|Fabric beads from a favorite old dress|
I'm sure I'm not the only one who has stored away articles of clothing that, while I'll never wear them again for reasons of weight (mine), size (theirs), and/or style (both of ours), I cannot bear to throw or give them away. Like an old song that brings back memories of dancing on the beach in Mombasa, an old dress can evoke heady remembrances of shots of ouzo in Ios, back before there were any cars or roads on the island; back when the only place with electricity was Electric Yannis, where a generator powered a jukebox that had Carol King singing "I Feel the Earth Move Under My Feet." This gauzy yellow dress was one of those garments, purchased back in the mid-seventies and worn in tropical climes around the world.

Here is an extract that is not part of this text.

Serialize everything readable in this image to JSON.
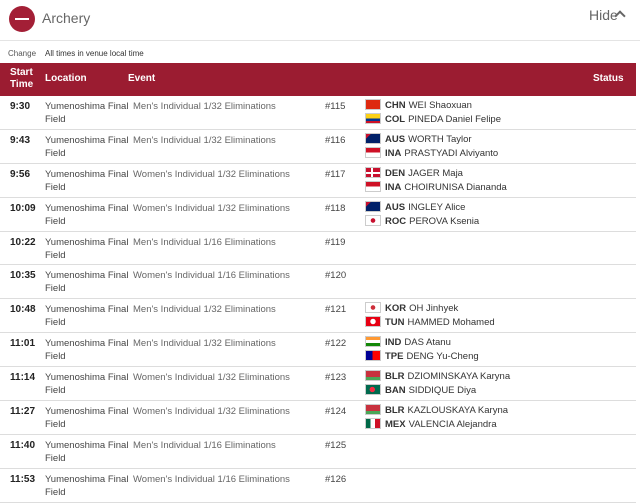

|The dress: a gauzy, barely there, perfect for nude beaches kind of garb|
During recent fiddling with fabric beads (see Red Flannel Beads) I realized I could perform a bit of alchemy and transform this ephemeral scrap of nostalgia into a necklace. So I did.
|Fiber bead necklaces|
In fact, I fashioned the cloth from the dress into two necklaces, but they can be combined and worn as one double-layered necklace. Every bit of the original dress has been used, including the tie from the waist, which now serves as the main cord on the necklaces, and bits of red edging trim, which have been added to the cord to lengthen the necklaces.
|Worn as a double strand|
The technique used to make the necklaces is the same as that described in the Red Flannel Beads write-up: cut strips of cloth, roll them into balls, use needle and thread to secure the balls by alternately winding and running the needle through the ball. An innovation here was to wrap three lengths of thread around a pencil, driving the needle through the ball after each wrap, to form the red thread loops you see in the photo, which are used to hang the balls from the cord.
Now I'm ready for another go at the tropics.